When dealing with re-use of text, there are 3 issues that journal editors are concerned with:
- Copyright infringement. This is a legal matter. For any piece of written work, there is a rights-holder. That might be the original author, their employer or a publisher. If someone copies text without permission of the rights-holder, that is copyright infringement and it’s illegal. Copying text is a great proxy for Copyright infringement because it’s very easy to find and prove, but it is still not exactly the same thing.
- Plagiarism. This is an ethical matter. Plagiarism, put simply, is theft of ideas. Or, it’s presenting someone else’s ideas as if they are your own. This is a far more thorny concept and its much harder to prove directly. What if 2 people just happened to have same idea by pure coincidence? Then there are cases where it’s accepted practice to use other people’s ideas. E.g. it’s ok to copy StackOverflow solutions because that’s what they are for. But it isn’t ok to copy other people’s scientific work without attribution. And that’s the key point: to avoid plagiarising, always cite your sources.
- Quality.
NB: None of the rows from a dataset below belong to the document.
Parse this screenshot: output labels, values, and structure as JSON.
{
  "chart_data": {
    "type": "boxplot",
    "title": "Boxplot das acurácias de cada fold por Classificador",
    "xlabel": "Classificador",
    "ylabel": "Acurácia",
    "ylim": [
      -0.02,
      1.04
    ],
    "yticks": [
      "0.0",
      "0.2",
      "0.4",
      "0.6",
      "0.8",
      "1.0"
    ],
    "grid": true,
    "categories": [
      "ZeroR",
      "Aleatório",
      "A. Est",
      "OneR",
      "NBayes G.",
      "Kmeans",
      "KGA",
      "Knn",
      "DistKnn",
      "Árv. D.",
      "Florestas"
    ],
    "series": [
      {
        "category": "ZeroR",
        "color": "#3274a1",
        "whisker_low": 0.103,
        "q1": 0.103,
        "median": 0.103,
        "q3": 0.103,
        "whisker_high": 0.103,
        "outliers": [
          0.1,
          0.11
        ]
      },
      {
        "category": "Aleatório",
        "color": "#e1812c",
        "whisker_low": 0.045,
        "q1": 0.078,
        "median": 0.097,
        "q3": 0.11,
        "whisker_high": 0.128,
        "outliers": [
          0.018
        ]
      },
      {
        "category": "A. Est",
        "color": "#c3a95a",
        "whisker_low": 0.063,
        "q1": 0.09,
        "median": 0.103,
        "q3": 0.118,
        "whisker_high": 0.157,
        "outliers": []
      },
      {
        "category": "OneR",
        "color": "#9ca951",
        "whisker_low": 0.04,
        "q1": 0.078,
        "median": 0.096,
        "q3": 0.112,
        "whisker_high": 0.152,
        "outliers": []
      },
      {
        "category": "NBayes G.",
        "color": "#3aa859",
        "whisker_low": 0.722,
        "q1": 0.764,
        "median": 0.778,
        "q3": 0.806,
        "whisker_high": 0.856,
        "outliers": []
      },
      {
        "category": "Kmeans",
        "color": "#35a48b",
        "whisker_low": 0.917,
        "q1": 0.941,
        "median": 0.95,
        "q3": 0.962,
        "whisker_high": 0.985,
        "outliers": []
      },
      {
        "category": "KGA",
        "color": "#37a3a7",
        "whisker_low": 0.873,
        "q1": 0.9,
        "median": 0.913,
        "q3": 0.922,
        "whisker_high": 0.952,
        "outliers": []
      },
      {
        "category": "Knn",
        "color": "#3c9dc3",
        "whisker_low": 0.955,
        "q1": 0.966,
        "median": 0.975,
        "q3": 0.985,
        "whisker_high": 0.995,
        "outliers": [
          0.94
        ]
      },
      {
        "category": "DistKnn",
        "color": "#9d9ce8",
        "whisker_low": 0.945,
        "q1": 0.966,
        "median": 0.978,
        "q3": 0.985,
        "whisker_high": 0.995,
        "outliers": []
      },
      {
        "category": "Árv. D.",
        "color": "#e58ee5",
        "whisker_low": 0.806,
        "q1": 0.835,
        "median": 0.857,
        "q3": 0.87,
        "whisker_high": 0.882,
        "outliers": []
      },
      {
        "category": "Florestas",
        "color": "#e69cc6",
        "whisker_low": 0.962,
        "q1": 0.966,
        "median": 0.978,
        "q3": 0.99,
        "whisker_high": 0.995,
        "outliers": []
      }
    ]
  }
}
Let’s imagine a situation where you have the rights-holder’s permission to reproduce their work. Let’s also say that you’ve cited your source properly and it’s clear that you are not plagiarising anyone. In that situation, can you re-use their work? It still depends. If an editor sees someone re-using so much text that it makes it hard to see the novelty in the paper, they might choose to reject on that basis. I.e. simply because repetition is boring!
So there are 3 issues that journal editors might be concerned with when authors re-use the work of others. If you think about it, they are all connected, but plagiarism is the only one that is a research integrity issue.
To answer the question, plagiarism can’t be measured, there isn’t a unit of measurement for it, so there isn’t a % that is ok. It’s like trying to measure Ralph with a ruler.
Generative AI
Computers are machines that copy. Fundamentally, that’s what they do. When I type, the letters on the keys are copied onto the screen, copied to a server, and then copied to your computer screen. (Here they are!) This is why plagiarism is so easy with a computer, copy and paste is a piece of cake. Generative AI is much more complex, but fundamentally, it is just taking human input, processing it, and showing it to other humans.
Generative AI has come under some fire for copyright infringement. But there’s a separate issue: there’s no doubt that generative AI presents people’s ideas without attribution. I don’t think it would be fair to say that generative AI is just automated plagiarism, but if it doesn’t cite its sources, that is certainly part of what it is.
Keep in mind that the weakest copyright status typically found on any research paper is the CC-BY license. That’s a license which gives up almost every right an author has *except* it requires that the author is cited. (“BY” stands for “by attribution”.)
The problem gets worse when you consider that, even if AI does cite its sources, there’s nothing to stop users removing the citations and then passing off the generated text as their own work.
I also think there’s quite a distinction here between generative AI and other kinds of machine-learning. You can train lots of tasks (including generative tasks) on someone’s work without passing their work off as your own. Elicit.org, a service which is already a few years old, deserves a shout-out for its AI-based scientific question answering service (which cites its sources!).
It took a few weeks for me to tire of seeing examples of [whatever] generated by ChatGPT. Now when I see new examples, I quickly scroll past the ChatGPT output and look for something written by a human.
That’s why I’m making it a rule never to use generative AI to make content for this blog. Partly because it’s potential plagiarism, but also because it’s boring.
There is no AI-generated content in this post. Except Ralph. Ralph was fake.